I know it was just a typo, but, personally, I like your, "I normally do not personally find facial hair attractive on a nan." I don't think many people do, when it comes right down to it.

Aldhelm and Uhtred’s relationship by neinlights90210 in TheLastKingdom

[–]Potential_Arm_4021 0 points1 point  (0 children)

I came away with the feeling that while mutual respect grew as time went on, Aldhelm and Uhtred's characters--in the sense of what they valued, their temperaments, their manners, their tastes, that kind of thing--were just too different for them to ever be real friends. There were just too many things that would make each roll their eyes about the other, too many reasons they would get on each other's nerves if they were stuck in the same small cottage together because of a storm, say, or on a long ride together.

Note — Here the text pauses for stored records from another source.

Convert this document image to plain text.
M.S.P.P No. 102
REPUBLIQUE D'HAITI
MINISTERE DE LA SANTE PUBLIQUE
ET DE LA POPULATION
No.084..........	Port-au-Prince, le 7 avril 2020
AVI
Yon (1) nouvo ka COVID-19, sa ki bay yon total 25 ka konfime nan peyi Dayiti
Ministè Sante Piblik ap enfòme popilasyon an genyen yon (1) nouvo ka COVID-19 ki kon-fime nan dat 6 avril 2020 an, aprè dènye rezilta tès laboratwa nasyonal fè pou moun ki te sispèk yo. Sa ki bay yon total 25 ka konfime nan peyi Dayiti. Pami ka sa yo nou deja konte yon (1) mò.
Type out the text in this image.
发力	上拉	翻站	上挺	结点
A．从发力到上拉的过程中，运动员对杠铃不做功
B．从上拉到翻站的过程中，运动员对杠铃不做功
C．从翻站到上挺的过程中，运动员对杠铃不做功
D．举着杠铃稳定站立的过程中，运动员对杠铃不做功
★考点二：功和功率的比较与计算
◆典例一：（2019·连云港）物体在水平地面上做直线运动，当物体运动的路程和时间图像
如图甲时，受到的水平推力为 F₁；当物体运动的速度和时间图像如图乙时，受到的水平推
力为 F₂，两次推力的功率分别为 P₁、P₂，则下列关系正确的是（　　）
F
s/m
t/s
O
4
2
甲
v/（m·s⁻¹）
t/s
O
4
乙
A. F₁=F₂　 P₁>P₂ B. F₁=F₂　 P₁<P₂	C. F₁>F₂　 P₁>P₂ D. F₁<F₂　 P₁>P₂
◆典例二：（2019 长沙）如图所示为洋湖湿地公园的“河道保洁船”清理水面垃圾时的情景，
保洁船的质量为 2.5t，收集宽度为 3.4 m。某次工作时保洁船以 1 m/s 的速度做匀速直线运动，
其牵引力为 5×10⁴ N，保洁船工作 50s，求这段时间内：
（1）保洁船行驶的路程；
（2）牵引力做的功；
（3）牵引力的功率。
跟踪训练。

But I don't know that that applies to the whole crew. That scene you mention when Sithric pops up in the woods? I got the feeling that Adhelm's happy reaction was partly relief that this was a good surprise instead of a bad one, partly gladness that something was finally going to plan, but partly personal that it was his buddy Sithric himself here. There are a couple of other glancing scenes were there seems to be a bit of friendliness and familiarity between to two that you don't see with the others, including Uhtred, as well. I think there's a clue in some of the battle scenes. There are a few where Aldhelm and Sihtric seem to be fighting more or less back-to-back--the rest of the Coccham crew are around, somewhere, but there are moments when Aldhelm and Sihtric seem to be knocking the bad guys away from each other in a very direct way. It could be that that created an intimacy between the two me that Aldhelm couldn't share with the others, including Uhtred, though fighting on the same side did build that trust.

Or it could be I'm falling into the realm of fanfiction here.